In a Howl Lies the Truth
From “Friday Black,” by Nana Kwame Adjei-Brenyah:
“Help!” Angela yells, turning to look at me. She has a reach between her and the girl, but she won’t last much longer. I turn and go to the back room. I look up at the only large SuperShell parka hanging there. I pull it off the hanger. I go outside, and the girl can smell it. She looks in my direction and howls like a wolf.
I won’t be alone with this, she’s saying. They’ll like me now.
She rushes toward me. I dangle the coat out to the side like a matador. She runs toward it, and I let go and keep out of the way as she comes crashing through the parka. Then with the coat in her hands, she says, “Thank you,” in a raspy voice. I watch her at the register. “Have a nice day,” Richard says, as he rings her up. She growls, then says, “You, too.” I punch back in at the computer. Angela puts a hand on my shoulder. “Thanks,” she says.
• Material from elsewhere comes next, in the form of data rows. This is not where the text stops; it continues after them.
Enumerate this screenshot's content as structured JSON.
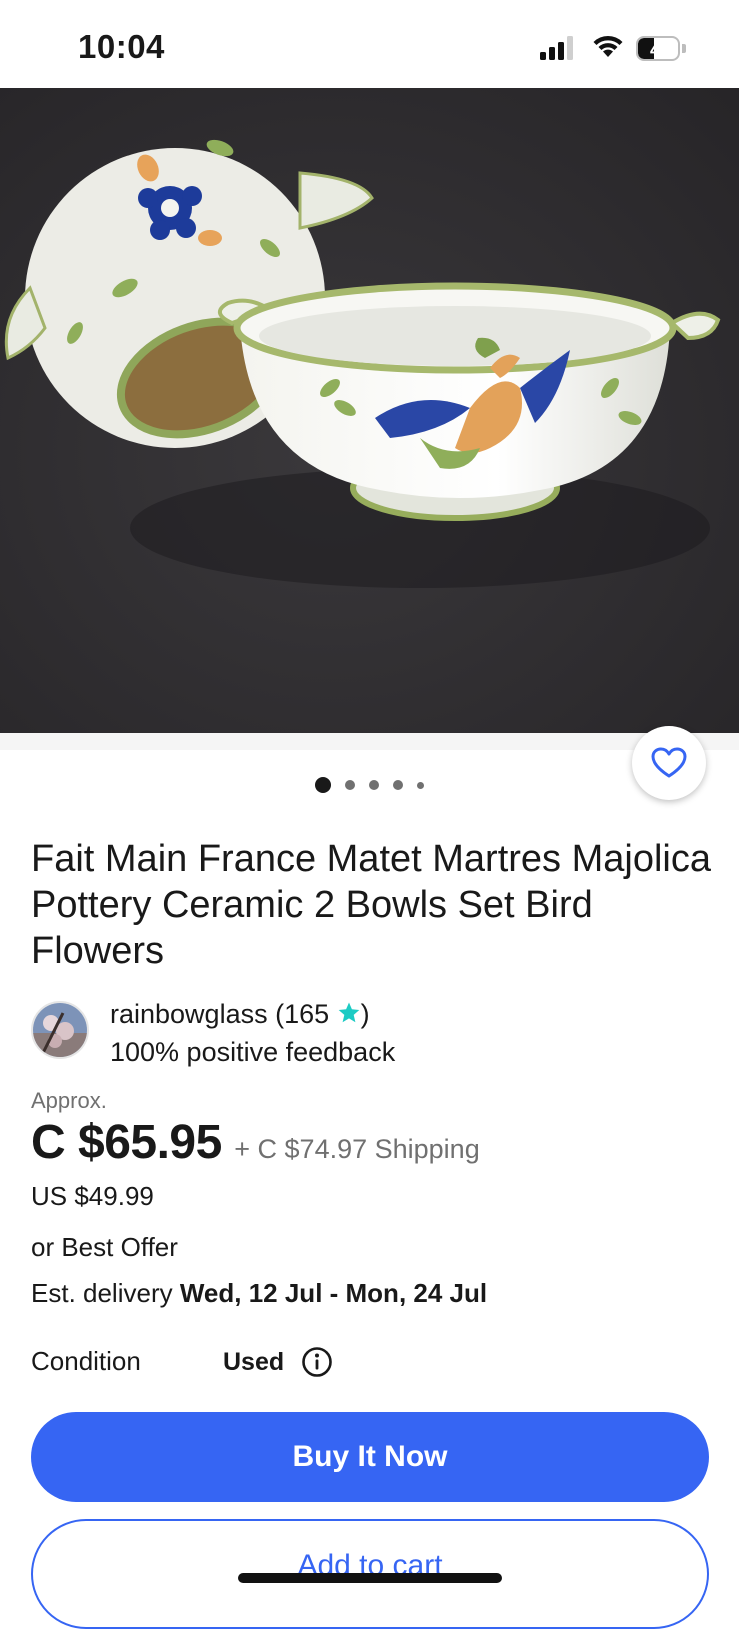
{
  "status_bar": {
    "time": "10:04",
    "battery_level": "40",
    "battery_fraction": 0.4
  },
  "listing": {
    "title": "Fait Main France Matet Martres Majolica Pottery Ceramic 2 Bowls Set Bird Flowers",
    "image_count": 5,
    "active_image_index": 1
  },
  "seller": {
    "name": "rainbowglass",
    "rating_open": "(165",
    "rating_close": ")",
    "feedback": "100% positive feedback"
  },
  "pricing": {
    "approx_label": "Approx.",
    "price": "C $65.95",
    "shipping": "+ C $74.97 Shipping",
    "usd_price": "US $49.99",
    "best_offer": "or Best Offer"
  },
  "delivery": {
    "label": "Est. delivery",
    "dates": "Wed, 12 Jul - Mon, 24 Jul"
  },
  "condition": {
    "label": "Condition",
    "value": "Used"
  },
  "actions": {
    "buy_now": "Buy It Now",
    "add_to_cart": "Add to cart"
  },
  "icons": {
    "favorite": "heart-outline-icon",
    "info": "info-circle-icon",
    "star": "teal-star-icon",
    "signal": "cellular-signal-icon",
    "wifi": "wifi-icon",
    "battery": "battery-icon"
  },
  "colors": {
    "accent": "#3665f3",
    "star": "#1dcbc4",
    "text_secondary": "#707070"
  }
}
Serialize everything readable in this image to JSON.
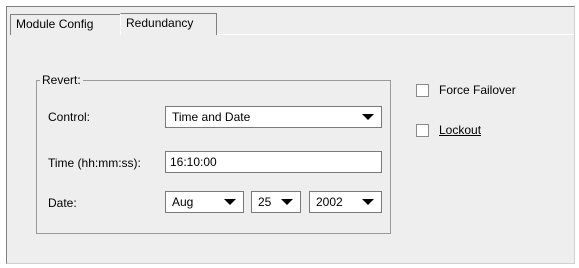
{
  "tabs": [
    {
      "label": "Module Config"
    },
    {
      "label": "Redundancy"
    }
  ],
  "revert": {
    "legend": "Revert:",
    "control_label": "Control:",
    "control_value": "Time and Date",
    "time_label": "Time (hh:mm:ss):",
    "time_value": "16:10:00",
    "date_label": "Date:",
    "month_value": "Aug",
    "day_value": "25",
    "year_value": "2002"
  },
  "options": {
    "force_failover": {
      "label": "Force Failover",
      "checked": false
    },
    "lockout": {
      "label": "Lockout",
      "checked": false
    }
  }
}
“Yup,” I say, and then I go back to my section.
The dramatic, action-filled highs of “Friday Black” bring a lot of excitement, shock, and laughter to this story of an exaggerated Black Friday morning.
What I think Nana Kwame Adjei-Brenyah does best in his story, though, comes in the contrast of that action. When he lets the chaos settle, he lets the reality underneath the drama come to life.
The minutes of the example above exist in the latter stages of Adjei-Brenyah’s short story. You have already seen his narrator, a clothing store employee, fight off hoards of shoppers. You know the bodies on the floor and the wreckage all around. And eventually you see the narrator come to grips with the madness and his role in it, which Adjei-Brenyah funnels all through this line:
I won’t be alone with this, she’s saying. They’ll like me now.
The rabid customer, paused in this allegory, shines the truth about her situation. In all the other moments, she was thrashing. In this moment, she admits why she’s shopping.
Her shopping experience explains the madness by giving a core reason for its being. What she’s really saying in her gaze toward the jacket is that the shoppers want these goods because they feel pressure to belong to a group. Her actions, in a depraved way, lend to the idea that people should be more accepting and less attached to material things, and moreover, if society was structured in a way where brutality wasn’t an accepted part of the shopping experience, we wouldn’t see it on display.
As it relates to the narrator, her shopping etiquette speaks about his participation in that allowance. She brings him into the fold of the madness by saying that, since he allowed the madness, he is complicit.
I love where Adjei-Brenyah places this moment. He sandwiches it between immediate actions of fury and humanity. On top, the woman attacks an employee. On bottom, the woman manages a “thank you.”
In the middle, Adjei-Brenyah shows what exists between the two worlds of selfishness and togetherness. It’s a scary thing that this woman reveals, and it’s something we can all relate to.